Where was this town?  She says it doesn’t exist!  And there's no evidence any such town ever existed, but she claims these are disasters that had actually happened "somewhere", which she fails to name.  But her writing was so emotionally powerful the public didn’t ask that question. In the process she managed to convince everyone DDT and other chemicals were going to afflict everyone with cancer.  Carson’s real legacy?  Mass death and misery, but she’s still touted as an environmental saint and a great scientist.  In short, she captured the world’s imagination with the written word!  And that’s where the real battle has to be fought.
"The public has been misled by an unholy alliance of environmental scaremongers, funds-seeking academics, sensation-seeking media, vote-seeking politicians and profit-seeking vested interests."- Viv Forbes
That can only be overcome with the written word.

Does anyone really think having organized visits to state and federal legislators is going to overcome the raw emotional appeal Carson's acolytes promote to the public?

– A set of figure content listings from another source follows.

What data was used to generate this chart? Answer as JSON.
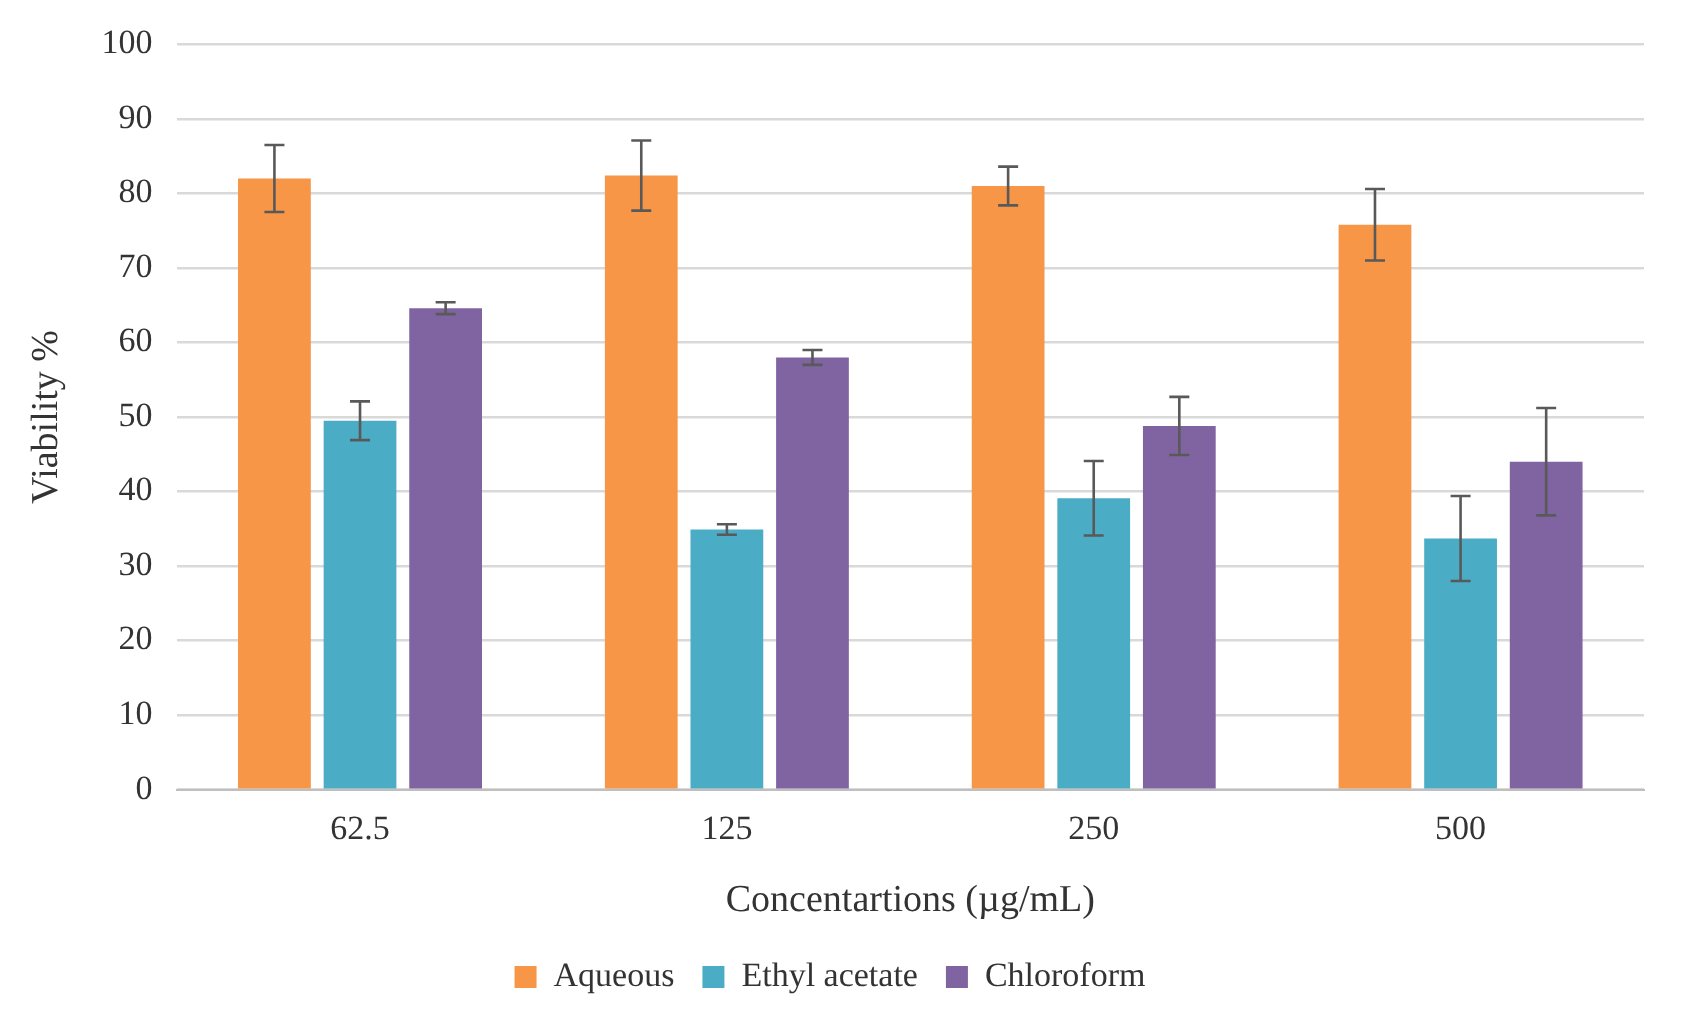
{
  "chart_data": {
    "type": "bar",
    "xlabel": "Concentartions (µg/mL)",
    "ylabel": "Viability %",
    "categories": [
      "62.5",
      "125",
      "250",
      "500"
    ],
    "series": [
      {
        "name": "Aqueous",
        "color": "#f79646",
        "values": [
          82.0,
          82.4,
          81.0,
          75.8
        ],
        "errors": [
          4.5,
          4.7,
          2.6,
          4.8
        ]
      },
      {
        "name": "Ethyl acetate",
        "color": "#4bacc6",
        "values": [
          49.5,
          34.9,
          39.1,
          33.7
        ],
        "errors": [
          2.6,
          0.7,
          5.0,
          5.7
        ]
      },
      {
        "name": "Chloroform",
        "color": "#8064a2",
        "values": [
          64.6,
          58.0,
          48.8,
          44.0
        ],
        "errors": [
          0.8,
          1.0,
          3.9,
          7.2
        ]
      }
    ],
    "ylim": [
      0,
      100
    ],
    "yticks": [
      0,
      10,
      20,
      30,
      40,
      50,
      60,
      70,
      80,
      90,
      100
    ],
    "grid": "y",
    "legend": "bottom"
  }
}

Although I support and believe in the importance of those efforts, those efforts must first have an intellectual and emotional foundation if we are to effectively stop unwarranted laws and regulations against pesticides.  Otherwise it will not matter how well our arguments are presented, how much science we have on our side, how much evidence we can present to support our side on these issues - it simply won’t matter if we cannot overcome these lies and get the public on our side.   And we will continue to lose safe and effective chemistry.

Until we can overcome the emotional - "it's for the children" - exhortations by these people and their allies in the media - we can’t win. They win the battle of emotion, they always have.  We win the battle of facts, we always have.  In order to win the war we must win the battle of emotion and the battle of facts. The blogosphere has now given us that ability, and that’s where I intend to concentrate my energies, and I wish our trade journals and trade associations would also because the people who read blogs are the ones who count!